ANHA

La découverte de l’hémophilie, qui n’avait pas encore de nom à l’époque, remonte à l’Antiquité. Le Talmud, recueil d’écrits hébraïques du IIe siècle avant Jésus-Christ, relate que les bébés mâles n’avaient pas besoin de subir la circoncision si deux de leurs frères avaient déjà succombé à cette intervention avant eux.

Un médecin arabe du XIIe siècle, Albucasis, a quant à lui décrit une famille dont les sujets mâles étaient décédés des suites d’hémorragies consécutives à des blessures mineures.

Ensuite, en 1803, un médecin de Philadelphie nommé John Conrad Otta, a fait état d’une ‘ certaine disposition hémorragique familiale ‘. Il a reconnu que la maladie était héréditaire et qu’elle affectait les sujets mâles.
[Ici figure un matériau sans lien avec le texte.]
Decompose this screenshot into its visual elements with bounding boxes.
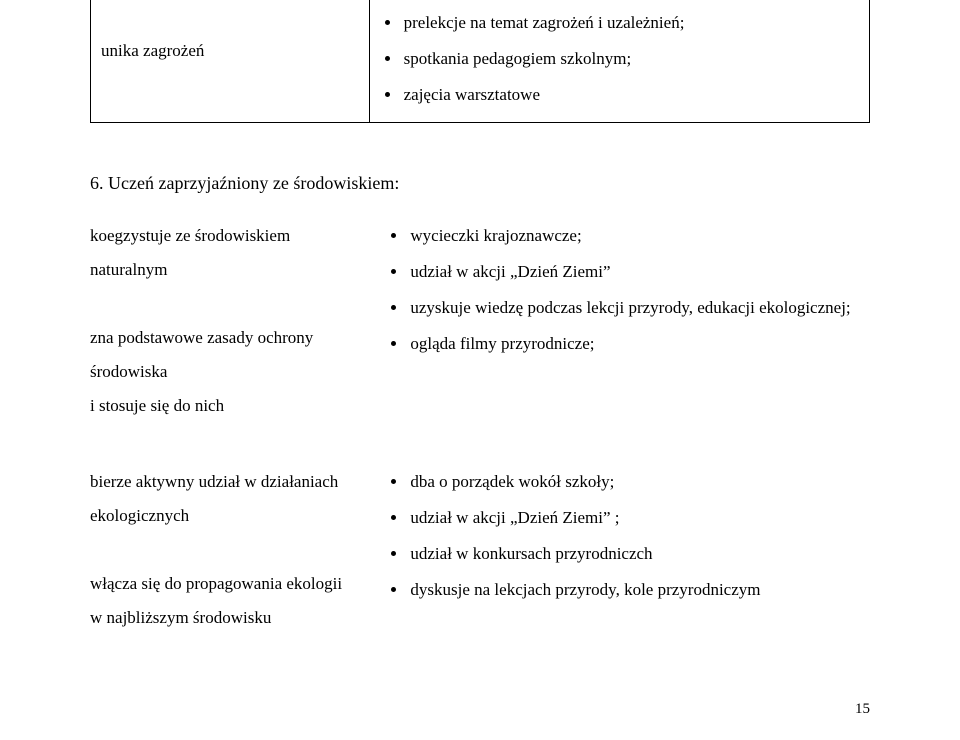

Il a retracé la maladie à travers trois générations d’une même famille pour remonter à une femme qui s’était établie près de Plymouth, au New Hampshire, en 1720.

Le mot hémophilie a fait son apparition dans les descriptions de la maladie sous la plume de Hopff, à l’Université de Zurich, en 1828

Elle est également connue comme la « maladie des rois », car elle était fréquente au sein des cours royales en Europe. La reine Victoria d’Angleterre a transmis le « gène de l’hémophilie » à son fils et à ses deux filles.

Son fils, le Prince Léopold, a succombé à une blessure à la tête à l’âge de 31 ans du fait de son hémophilie.

Les filles de la reine ont également transmis le gène responsable à leurs enfants, ce qui propagea la maladie dans d’autres dynasties. L’un de ses arrière-petits-fils, qui était aussi le fils du tsar Nicolas II de Russie, était également hémophile.